Participation in educational activity is open to all prisoners convicted on criminal changes, Jews and Arabs, aged 18 or over. In order to make classes homogeneous, candidates are examined to determine their schooling level. Average class size is 15-20, but lower, 12-15, for illiterate students. In 1993, 972 prisoners completed one or more formal education courses. In June 1994, in all prisons in Israel, 421 prisoners were participating in formal education courses.
The following projects have been set up within the IPS and have proven effective in promoting the rehabilitation of prisoners:
* Instructional Play-group
To develop prisoners’ understanding of and communication with their children.
* Supplementary Lessons from Students
To supplement and enrich the formal educational courses.
* Education for Parenthood (Adler Institute)
To teach the function and significance of parenting and provide the tools for constructive functioning as father and husband.
* Drama Groups
Stage live dramatic productions inside and outside prison walls.
* The Family Bond
A project based on and run by the team making the Educational " television program "The Family Bond." Designed to raise and debate problems occurring between family members.
* Critical Television Viewing
The leaflet as a means of written self-expression for prisoners.

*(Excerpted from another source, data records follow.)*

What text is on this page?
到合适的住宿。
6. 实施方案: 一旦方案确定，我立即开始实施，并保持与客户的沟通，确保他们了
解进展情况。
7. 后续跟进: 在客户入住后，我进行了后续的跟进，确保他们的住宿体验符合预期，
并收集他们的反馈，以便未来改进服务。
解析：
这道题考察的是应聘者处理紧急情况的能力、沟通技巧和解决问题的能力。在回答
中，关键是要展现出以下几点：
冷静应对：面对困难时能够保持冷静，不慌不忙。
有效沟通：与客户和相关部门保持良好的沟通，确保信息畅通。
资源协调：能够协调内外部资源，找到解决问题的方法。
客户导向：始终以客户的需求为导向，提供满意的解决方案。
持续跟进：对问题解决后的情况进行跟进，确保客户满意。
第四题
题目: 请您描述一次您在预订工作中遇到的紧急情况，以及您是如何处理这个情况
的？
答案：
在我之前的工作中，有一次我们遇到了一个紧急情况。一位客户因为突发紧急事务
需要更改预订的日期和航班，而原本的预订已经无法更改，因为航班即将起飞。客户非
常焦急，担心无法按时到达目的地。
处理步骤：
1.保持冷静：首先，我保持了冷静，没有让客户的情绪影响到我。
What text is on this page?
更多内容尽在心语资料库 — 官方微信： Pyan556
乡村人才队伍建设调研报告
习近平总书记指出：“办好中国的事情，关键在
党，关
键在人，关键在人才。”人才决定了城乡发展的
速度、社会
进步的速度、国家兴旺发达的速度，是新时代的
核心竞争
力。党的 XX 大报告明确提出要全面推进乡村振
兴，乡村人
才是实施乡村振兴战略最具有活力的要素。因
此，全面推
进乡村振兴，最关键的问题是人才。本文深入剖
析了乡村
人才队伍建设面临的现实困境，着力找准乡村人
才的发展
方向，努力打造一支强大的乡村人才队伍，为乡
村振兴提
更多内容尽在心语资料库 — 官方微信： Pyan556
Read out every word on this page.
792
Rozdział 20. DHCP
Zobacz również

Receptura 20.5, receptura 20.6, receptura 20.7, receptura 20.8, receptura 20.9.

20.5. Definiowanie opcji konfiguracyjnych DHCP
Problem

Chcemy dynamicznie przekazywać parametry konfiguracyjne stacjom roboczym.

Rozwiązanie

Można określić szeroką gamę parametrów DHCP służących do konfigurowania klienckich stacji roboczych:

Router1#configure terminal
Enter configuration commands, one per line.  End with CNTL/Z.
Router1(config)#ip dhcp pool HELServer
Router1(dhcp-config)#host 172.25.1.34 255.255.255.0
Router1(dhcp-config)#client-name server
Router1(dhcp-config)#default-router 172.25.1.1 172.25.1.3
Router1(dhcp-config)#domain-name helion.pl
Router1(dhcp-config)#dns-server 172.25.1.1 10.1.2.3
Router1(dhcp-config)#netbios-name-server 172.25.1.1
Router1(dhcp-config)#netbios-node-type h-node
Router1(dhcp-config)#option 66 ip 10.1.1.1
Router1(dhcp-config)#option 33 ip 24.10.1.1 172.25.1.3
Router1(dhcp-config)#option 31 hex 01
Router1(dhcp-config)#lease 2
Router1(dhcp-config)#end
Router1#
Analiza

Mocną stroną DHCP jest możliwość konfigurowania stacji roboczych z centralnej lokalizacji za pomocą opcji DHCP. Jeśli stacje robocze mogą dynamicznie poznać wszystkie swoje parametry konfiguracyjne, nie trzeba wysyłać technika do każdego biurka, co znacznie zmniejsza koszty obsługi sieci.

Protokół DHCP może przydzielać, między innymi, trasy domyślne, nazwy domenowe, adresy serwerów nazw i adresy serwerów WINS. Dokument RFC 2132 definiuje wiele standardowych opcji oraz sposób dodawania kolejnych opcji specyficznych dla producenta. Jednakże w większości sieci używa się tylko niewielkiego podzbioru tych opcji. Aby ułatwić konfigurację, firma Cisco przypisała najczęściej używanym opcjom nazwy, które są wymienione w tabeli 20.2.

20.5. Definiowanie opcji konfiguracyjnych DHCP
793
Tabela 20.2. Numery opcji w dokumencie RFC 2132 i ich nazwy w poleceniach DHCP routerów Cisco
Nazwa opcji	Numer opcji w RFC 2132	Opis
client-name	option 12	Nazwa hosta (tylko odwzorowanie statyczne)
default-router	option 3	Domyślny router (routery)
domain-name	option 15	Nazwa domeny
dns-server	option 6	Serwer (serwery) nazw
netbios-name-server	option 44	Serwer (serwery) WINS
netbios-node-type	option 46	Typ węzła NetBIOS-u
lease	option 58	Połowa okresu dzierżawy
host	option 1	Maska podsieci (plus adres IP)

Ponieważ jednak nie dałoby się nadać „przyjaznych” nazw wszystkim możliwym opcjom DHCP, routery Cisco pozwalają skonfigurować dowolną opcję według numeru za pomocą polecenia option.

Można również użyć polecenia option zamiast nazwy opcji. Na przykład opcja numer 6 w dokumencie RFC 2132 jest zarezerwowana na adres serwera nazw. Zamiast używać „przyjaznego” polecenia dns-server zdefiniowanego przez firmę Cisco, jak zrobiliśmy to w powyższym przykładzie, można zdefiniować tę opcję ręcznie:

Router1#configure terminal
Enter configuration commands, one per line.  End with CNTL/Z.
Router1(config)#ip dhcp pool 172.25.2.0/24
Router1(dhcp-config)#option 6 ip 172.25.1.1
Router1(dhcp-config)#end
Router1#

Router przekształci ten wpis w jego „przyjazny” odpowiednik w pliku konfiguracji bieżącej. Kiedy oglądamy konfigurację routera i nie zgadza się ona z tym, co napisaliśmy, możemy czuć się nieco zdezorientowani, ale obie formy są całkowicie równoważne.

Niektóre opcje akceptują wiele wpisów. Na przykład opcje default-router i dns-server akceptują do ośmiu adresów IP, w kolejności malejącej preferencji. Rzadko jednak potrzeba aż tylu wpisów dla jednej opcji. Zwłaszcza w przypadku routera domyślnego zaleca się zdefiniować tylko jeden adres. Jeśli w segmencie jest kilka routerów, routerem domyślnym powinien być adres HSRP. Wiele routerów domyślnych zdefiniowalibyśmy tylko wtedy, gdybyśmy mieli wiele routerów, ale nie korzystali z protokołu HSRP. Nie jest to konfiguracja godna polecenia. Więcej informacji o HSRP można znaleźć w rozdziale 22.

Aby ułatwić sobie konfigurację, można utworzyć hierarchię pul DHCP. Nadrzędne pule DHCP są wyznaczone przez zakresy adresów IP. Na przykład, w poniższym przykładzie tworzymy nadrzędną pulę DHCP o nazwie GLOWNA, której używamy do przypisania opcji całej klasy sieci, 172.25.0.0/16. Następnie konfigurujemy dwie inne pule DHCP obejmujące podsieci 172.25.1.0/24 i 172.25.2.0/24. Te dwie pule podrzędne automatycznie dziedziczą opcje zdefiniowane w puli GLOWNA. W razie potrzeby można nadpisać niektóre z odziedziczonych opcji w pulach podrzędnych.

Subjects include: Sexual Education/ Drug Abuse/ Emotions/ Democracy/ Rotating Group Leadership/ Interpersonal Communications/ Moral Dilemmas/ Self Portrait/ Environmental Protection.
* Book Library
A range of books for self-education or entertainment are available for borrowing.
* Video Library
Educational videos are used to enliven classes and workshops.
Volunteers in Prisons
The IPS attaches great importance to the work of volunteers within prisons in support of the professional staff because, by creating links with the world outside the walls, they assist the rehabilitation of prisoners. The IPS makes great efforts to recruit volunteers from voluntary organizations and associations but also on an individual basis. Each volunteer is supervised by a professional working within the prison, an education officer, rabbi or social worker.
Today, some 400 volunteers are active in the prison system helping in different elements of formal and informal education activity. Some special activities are run entirely by volunteers.